Es cuestión de
tiempo. Primero se necesita sembrar la semilla y luego, con paciencia, tiempo y
cuidados, la semilla irá creciendo hasta llegar a dar frutos. Es evidente que
esos cuidados te corresponden a ti, también a mí, y a cada uno.
Sé, Señor, que te
importo. Y lo sé porque has entregado a tu hijo a una muerte de Cruz, aceptada
y voluntaria, para rescate de mis errores, de mis ofensas, de mis pecados. Me
aceptas como soy y me ofreces tu Misericordia Infinita olvidando mis pecados.
Es evidente que
Dios, nuestro Padre, ha sembrado la semilla del amor y la misericordia en
nuestros corazones. Ese «hálito» que Dios infunde
en el instante de nuestra concepción en el seno materno de nuestras madres, al
que llamamos «alma», nos asemeja con
nuestro Padre. Por algo se nos dice que hemos sido creados a su imagen y
semejanza. Y esa semilla – alma – crecerá en nuestros corazones y dará frutos
dependiendo de nuestro abono, cultivo, regadío y cuidados – Sacramentos – que
en el tiempo de nuestra vida le vamos dando. Es evidente que tanto de ti como
de mí dependerá nuestros frutos. Así lo ha querido nuestro Padre Dios.

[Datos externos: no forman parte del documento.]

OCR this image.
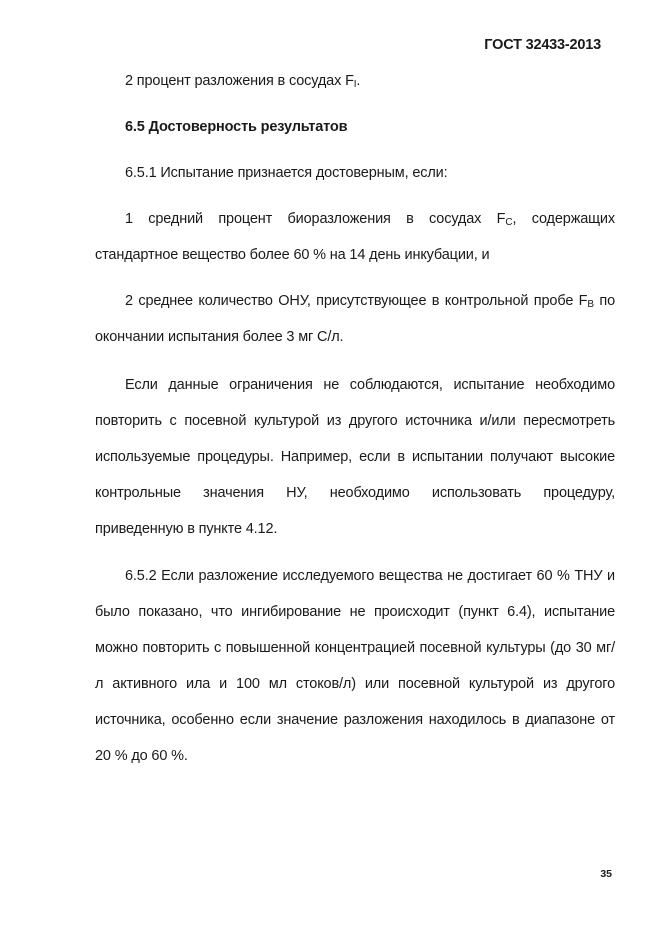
ГОСТ 32433-2013

2 процент разложения в сосудах $F_I$.

6.5 Достоверность результатов

6.5.1 Испытание признается достоверным, если:

1 средний процент биоразложения в сосудах $F_C$, содержащих стандартное вещество более 60 % на 14 день инкубации, и

2 среднее количество ОНУ, присутствующее в контрольной пробе $F_B$ по окончании испытания более 3 мг С/л.

Если данные ограничения не соблюдаются, испытание необходимо повторить с посевной культурой из другого источника и/или пересмотреть используемые процедуры. Например, если в испытании получают высокие контрольные значения НУ, необходимо использовать процедуру, приведенную в пункте 4.12.

6.5.2 Если разложение исследуемого вещества не достигает 60 % ТНУ и было показано, что ингибирование не происходит (пункт 6.4), испытание можно повторить с повышенной концентрацией посевной культуры (до 30 мг/л активного ила и 100 мл стоков/л) или посевной культурой из другого источника, особенно если значение разложения находилось в диапазоне от 20 % до 60 %.

35
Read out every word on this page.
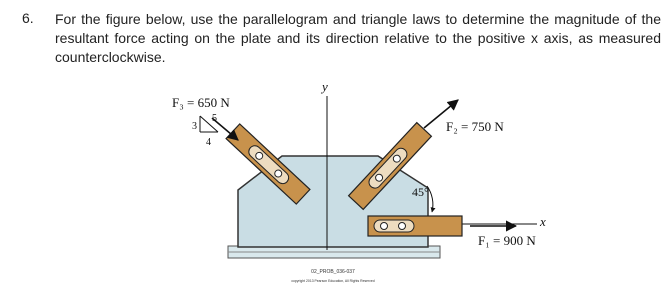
6. For the figure below, use the parallelogram and triangle laws to determine the magnitude of the resultant force acting on the plate and its direction relative to the positive x axis, as measured counterclockwise.

y
x
F₃ = 650 N
3
5
4
F₂ = 750 N
45°
F₁ = 900 N
02_PROB_036-037
copyright 2013 Pearson Education, All Rights Reserved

Pero el Espíritu no es solo intraeclesial, sino que desborda los muros de la Iglesia y se derrama sobre toda la creación: suscita amor y bondad, siembra culturas y religiones, genera belleza, arte, sabiduría, carismas y santidad; promueve movimientos sociales y políticos en defensa de la justicia y de los derechos humanos en favor de los pobres y descartados, libera a la creación, todavía en dolores de parto (Rm 8,22-25). Y todo para ir engendrando una tierra nueva y unos cielos nuevos, un mundo transfigurado: el Reino de Dios (CJ. Cuadernos 235 – El Espíritu sopla desde abajo – Víctor Codina).